Daniel se acurruca en el suelo junto a él y le habla durante horas, mientras la sombra teje en el suelo la minuciosa telaraña de la cancela, recortando sus orlas y paneles y sus finos elementos vegetales, con la medialuna del montante donde hay una pequeña lira.
Martinito, agradecido a quien comparte su aislamiento, le escucha desde su silencio azul, mientras las pardas van y vienen, descalzas, por el zaguán y por el patio que en verano huele a jazmines del país y en invierno, sutilmente, al sahumerio encendido en el brasero de la sala.
Pero ahora el niño está enfermo, muy enfermo. 
Ya lo declararon al salir los doctores de barba rubia.
Y la Muerte espera en el brocal.
El hombrecito se asoma desde su escondite y la espía.
En el patio lunado, donde las macetas tienen la lividez de los espectros, y los hierros del aljibe se levantan como una extraña fuente inmóvil, la Muerte evoca las litografías del mexicano José Guadalupe Posada, ese que tantas "calaveras, ejemplos y corridos" ilustró durante la dictadura de Porfirio Díaz, pues como en ciertos dibujos macabros del mestizo está vestida como si fuera una gran señora, que por otra parte lo es.
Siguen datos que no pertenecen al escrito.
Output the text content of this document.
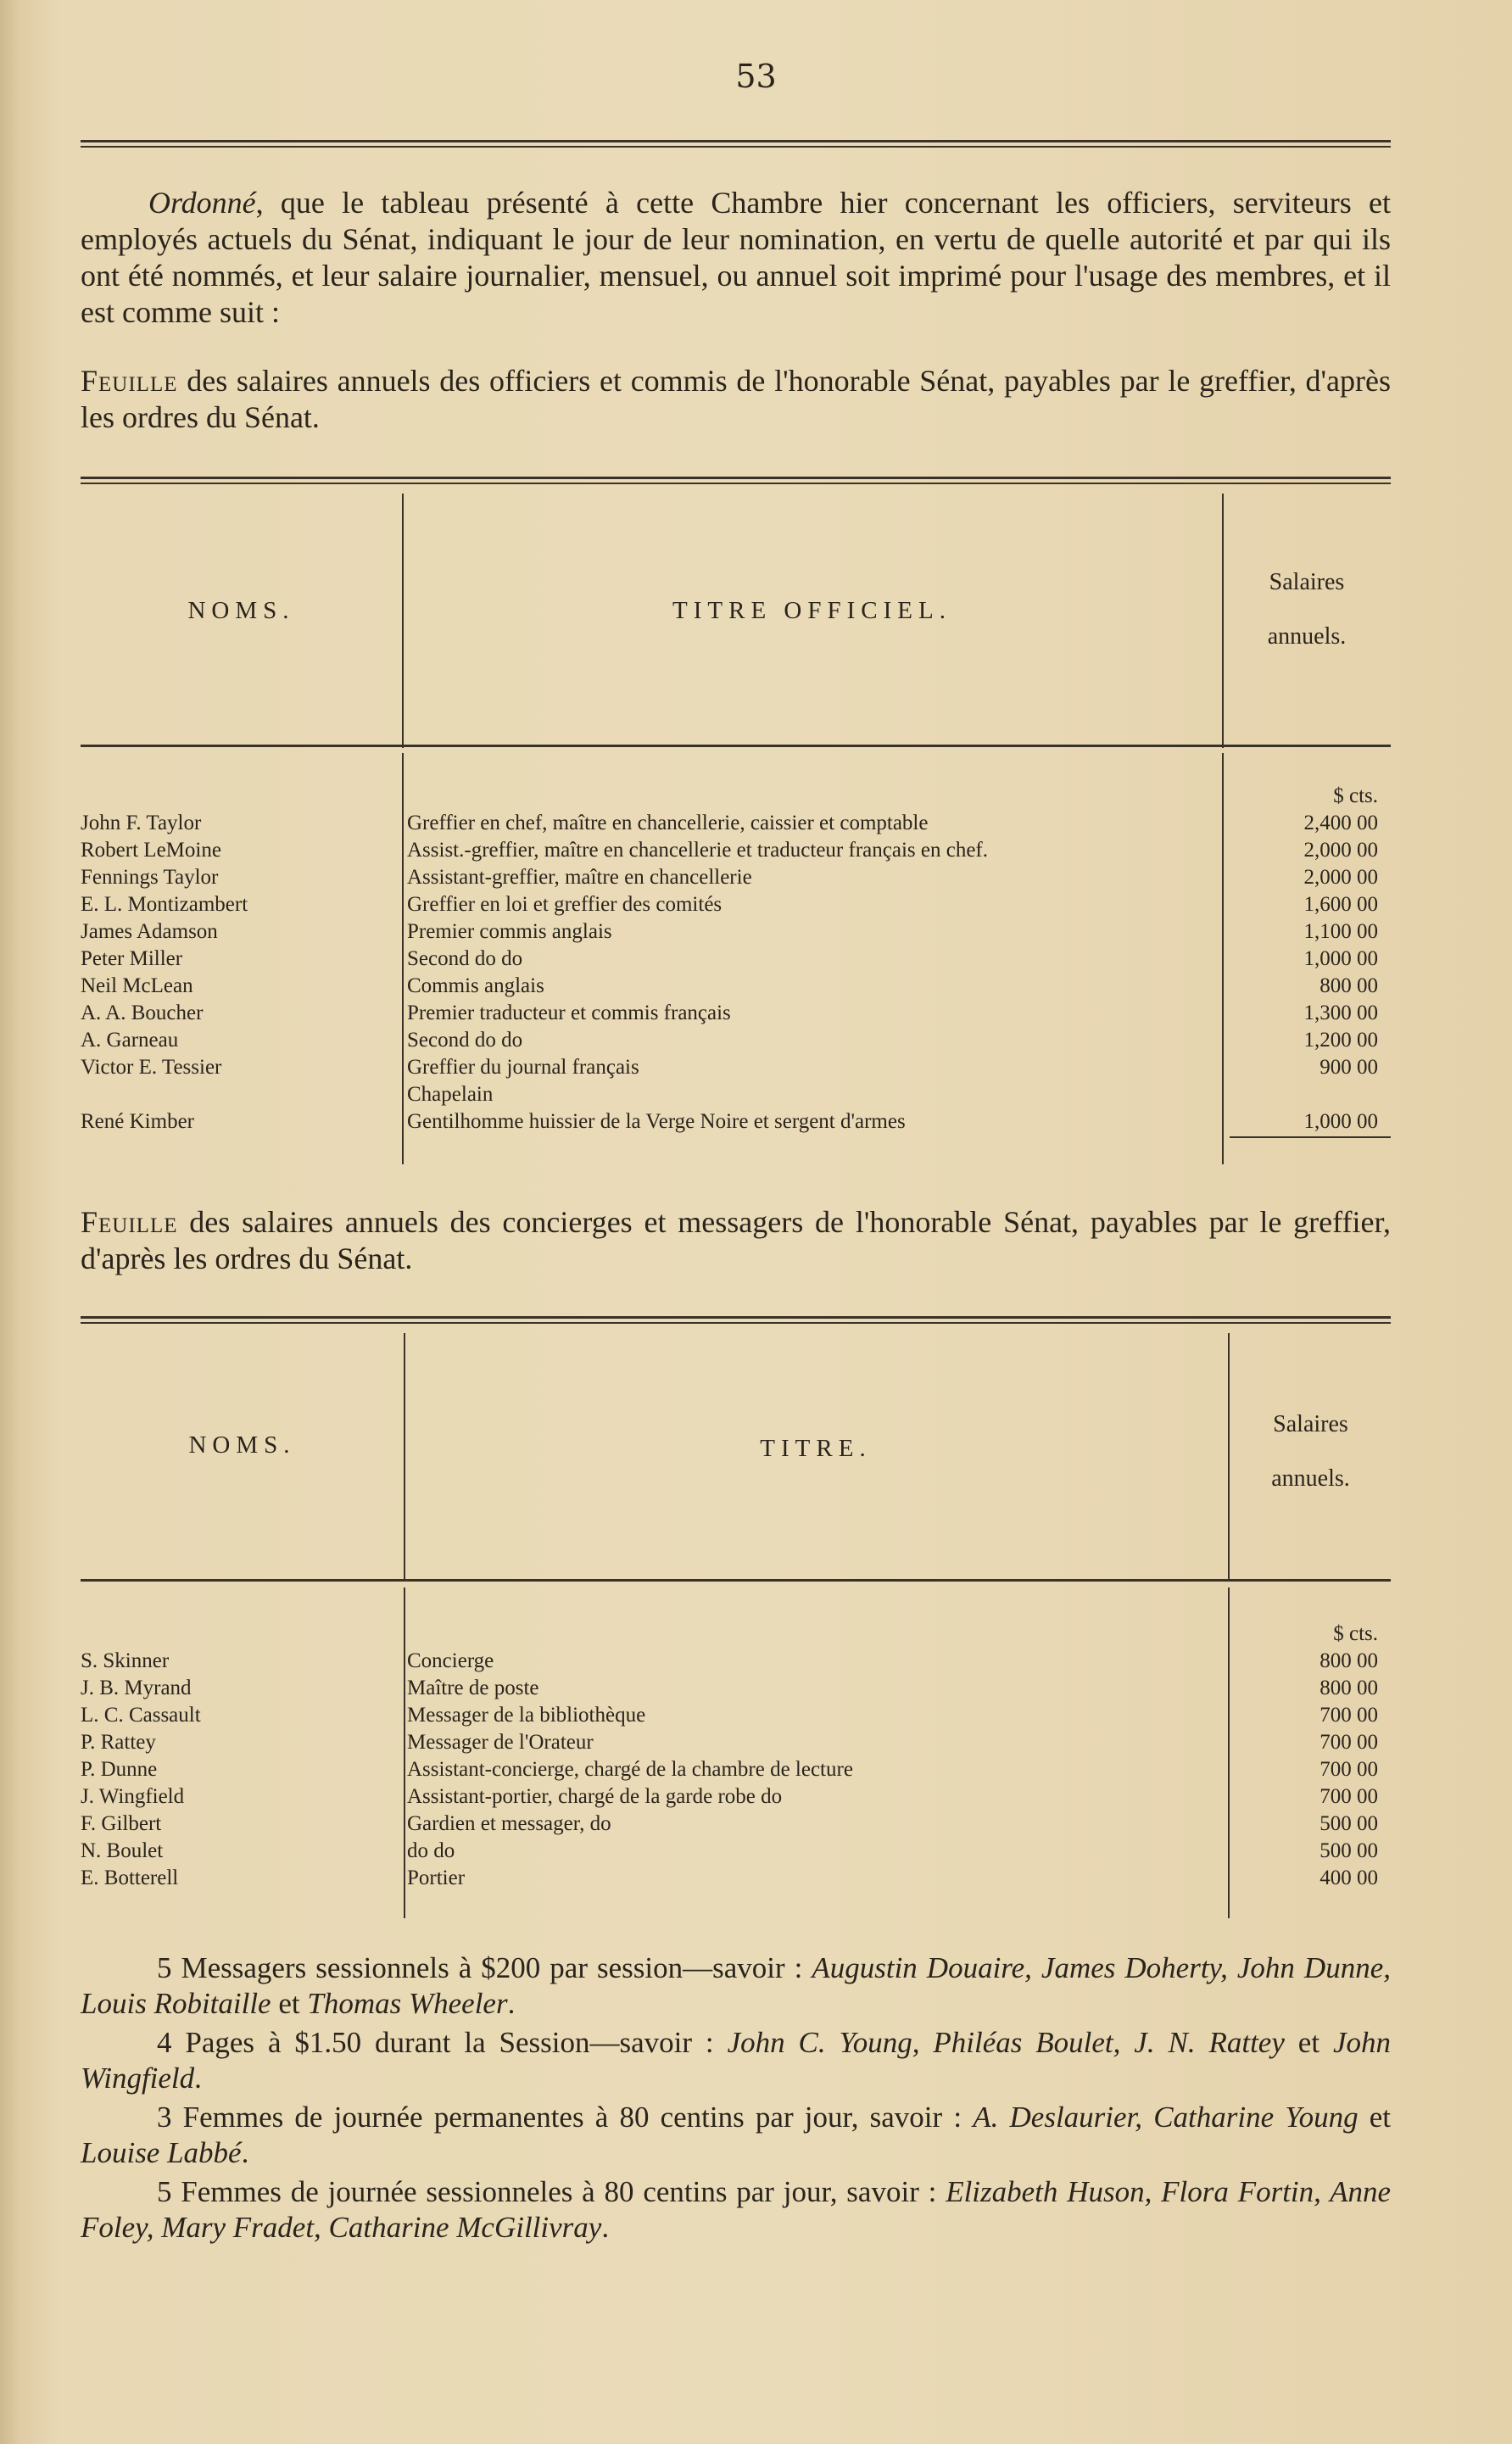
53
Ordonné, que le tableau présenté à cette Chambre hier concernant les officiers, serviteurs et employés actuels du Sénat, indiquant le jour de leur nomination, en vertu de quelle autorité et par qui ils ont été nommés, et leur salaire journalier, mensuel, ou annuel soit imprimé pour l'usage des membres, et il est comme suit :
Feuille des salaires annuels des officiers et commis de l'honorable Sénat, payables par le greffier, d'après les ordres du Sénat.
NOMS.	TITRE OFFICIEL.
Salaires
annuels.
$ cts.
John F. Taylor	Greffier en chef, maître en chancellerie, caissier et comptable	2,400 00
Robert LeMoine	Assist.-greffier, maître en chancellerie et traducteur français en chef.	2,000 00
Fennings Taylor	Assistant-greffier, maître en chancellerie	2,000 00
E. L. Montizambert	Greffier en loi et greffier des comités	1,600 00
James Adamson	Premier commis anglais	1,100 00
Peter Miller	Second do do	1,000 00
Neil McLean	Commis anglais	800 00
A. A. Boucher	Premier traducteur et commis français	1,300 00
A. Garneau	Second do do	1,200 00
Victor E. Tessier	Greffier du journal français	900 00
Chapelain
René Kimber	Gentilhomme huissier de la Verge Noire et sergent d'armes	1,000 00
Feuille des salaires annuels des concierges et messagers de l'honorable Sénat, payables par le greffier, d'après les ordres du Sénat.
NOMS.	TITRE.
Salaires
annuels.
$ cts.
S. Skinner	Concierge	800 00
J. B. Myrand	Maître de poste	800 00
L. C. Cassault	Messager de la bibliothèque	700 00
P. Rattey	Messager de l'Orateur	700 00
P. Dunne	Assistant-concierge, chargé de la chambre de lecture	700 00
J. Wingfield	Assistant-portier, chargé de la garde robe do	700 00
F. Gilbert	Gardien et messager, do	500 00
N. Boulet	do do	500 00
E. Botterell	Portier	400 00
5 Messagers sessionnels à $200 par session—savoir : Augustin Douaire, James Doherty, John Dunne, Louis Robitaille et Thomas Wheeler.
4 Pages à $1.50 durant la Session—savoir : John C. Young, Philéas Boulet, J. N. Rattey et John Wingfield.
3 Femmes de journée permanentes à 80 centins par jour, savoir : A. Deslaurier, Catharine Young et Louise Labbé.
5 Femmes de journée sessionneles à 80 centins par jour, savoir : Elizabeth Huson, Flora Fortin, Anne Foley, Mary Fradet, Catharine McGillivray.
Martinito estudia su traje negro de revuelta cola, con muchos botones y cintas, y la gorra emplumada que un moño de crespón sostiene bajo el maxilar, y estudia su cráneo terrible, más pavoroso que el de los mortales, porque es la calavera de la propia Muerte y fosforece con verde resplandor.
Y ve que la Muerte bosteza.
Ni un rumor se oye en la casa. El ama recomendó a todos que caminaran rozando apenas el suelo, como si fueran ángeles, para no despertar a Daniel, y las pardas se han reunido a rezar quedamente en el otro patio, en tanto que la señora y sus hermanas lloran con los pañuelos apretados sobre los labios, en el cuarto del enfermo, donde algún bicho zumba como si pidiera silencio, alrededor de la única lámpara encendida.
Martinito piensa que el niño, su amigo, va a morir, y le late el frágil corazón de cerámica.
Ya nadie acudirá cantando a su escondite del zaguán; nadie le traerá los juguetes nuevos, para mostrárselos y que conversen con él.
Quedará solo una vez más, mucho más solo ahora que sabe lo que es la ternura.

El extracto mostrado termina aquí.